Where once tiny Denmark with its 5.7 million population was 97 percent native-born, with the influx of "guest workers" from Turkey, Pakistan and Yugoslavia in the 1970s, that number has dropped to 88 percent indigenous Danes. More recently, a rapid wholesale influx of haven seekers has seen hate speech enhanced in the country, with the anti-immigrant Danish People's Party becoming Parliament's second most representative.

The anti-immigrant reaction is attributable to several issues; fears of terrorism from Islamist jihadis and a drain on Denmark's public benefits. Not that a latent racial bias recently surfacing can be entirely discounted at the entrance of non-Danish demographics at a time when Europe has been overrun with war refugees and economic migrants. Denmark's situation pales beside Germany's acceptance of a million migrants, but it still rankles mightily that their culture is being degraded.

When five thousand Poles and three thousand, three hundred Americans, along with other Westerners emigrated in 2014 to Denmark, there were no demurs at their presence. Westerners are, after all, readily assimilable, featuring similar backgrounds and cultures, as opposed to people entering with all the baggage of a culture and a religion that has proven time and again to be inimical to integration into the prevalent heritage, culture and justice system.

The 15,000 Syrians who arrived in the past several years have, according to their critics, been tardy in learning the language. Danes resent ethnic enclaves. Some 30 percent of new immigrants arrived to the two larges Danish cities, Aarhus and Copenhagen, where men wearing prayer caps and women in abayas become extremely visible.
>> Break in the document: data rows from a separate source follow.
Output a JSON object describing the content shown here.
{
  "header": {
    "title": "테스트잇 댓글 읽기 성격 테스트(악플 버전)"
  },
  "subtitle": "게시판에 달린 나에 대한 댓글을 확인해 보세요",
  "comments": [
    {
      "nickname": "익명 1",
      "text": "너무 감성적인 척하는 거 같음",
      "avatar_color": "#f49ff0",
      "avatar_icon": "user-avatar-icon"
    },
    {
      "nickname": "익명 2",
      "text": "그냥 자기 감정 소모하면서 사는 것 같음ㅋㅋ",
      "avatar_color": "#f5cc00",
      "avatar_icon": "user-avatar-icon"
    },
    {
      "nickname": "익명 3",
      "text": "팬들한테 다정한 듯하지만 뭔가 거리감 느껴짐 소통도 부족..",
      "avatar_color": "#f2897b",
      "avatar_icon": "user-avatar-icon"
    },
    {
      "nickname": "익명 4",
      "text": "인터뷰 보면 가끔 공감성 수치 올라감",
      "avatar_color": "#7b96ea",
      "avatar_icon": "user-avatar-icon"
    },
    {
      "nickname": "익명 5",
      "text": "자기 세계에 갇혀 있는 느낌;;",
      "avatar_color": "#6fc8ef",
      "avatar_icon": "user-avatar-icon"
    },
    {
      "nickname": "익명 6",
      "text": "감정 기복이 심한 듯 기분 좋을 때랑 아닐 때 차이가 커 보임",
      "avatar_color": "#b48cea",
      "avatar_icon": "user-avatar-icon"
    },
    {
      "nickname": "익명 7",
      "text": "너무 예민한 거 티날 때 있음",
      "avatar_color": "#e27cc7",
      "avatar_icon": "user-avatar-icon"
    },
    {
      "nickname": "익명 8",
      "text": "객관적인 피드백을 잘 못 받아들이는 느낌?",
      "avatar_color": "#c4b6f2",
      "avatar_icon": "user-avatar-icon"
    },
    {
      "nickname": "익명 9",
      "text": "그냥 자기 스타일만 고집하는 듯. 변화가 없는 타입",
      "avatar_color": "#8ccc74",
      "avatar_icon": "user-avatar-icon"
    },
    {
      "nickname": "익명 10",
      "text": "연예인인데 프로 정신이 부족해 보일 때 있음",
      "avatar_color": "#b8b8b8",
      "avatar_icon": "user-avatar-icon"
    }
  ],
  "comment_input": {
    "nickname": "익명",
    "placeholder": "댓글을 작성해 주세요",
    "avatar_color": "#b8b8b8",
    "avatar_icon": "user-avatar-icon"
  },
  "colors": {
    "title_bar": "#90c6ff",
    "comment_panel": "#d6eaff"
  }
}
In comparison with employment of 74 percent of native Danes, 48 percent of non-Western-origined people aged 15 to 64 were employed in 2014.

Denmark's Culture minister, Bertel Haarder, observed that Muslims fail to assimilate as readily as Europeans or Asians since their patriarchal culture does not promote women working outside the home. "For a lot of people, being Danish is in your blood, so I will never be Danish", said 28-year-old Danish citizen Patricia Bandak, who arrived in Denmark as a baby from Uganda, in 1989. "I call myself a Dane of a different colour."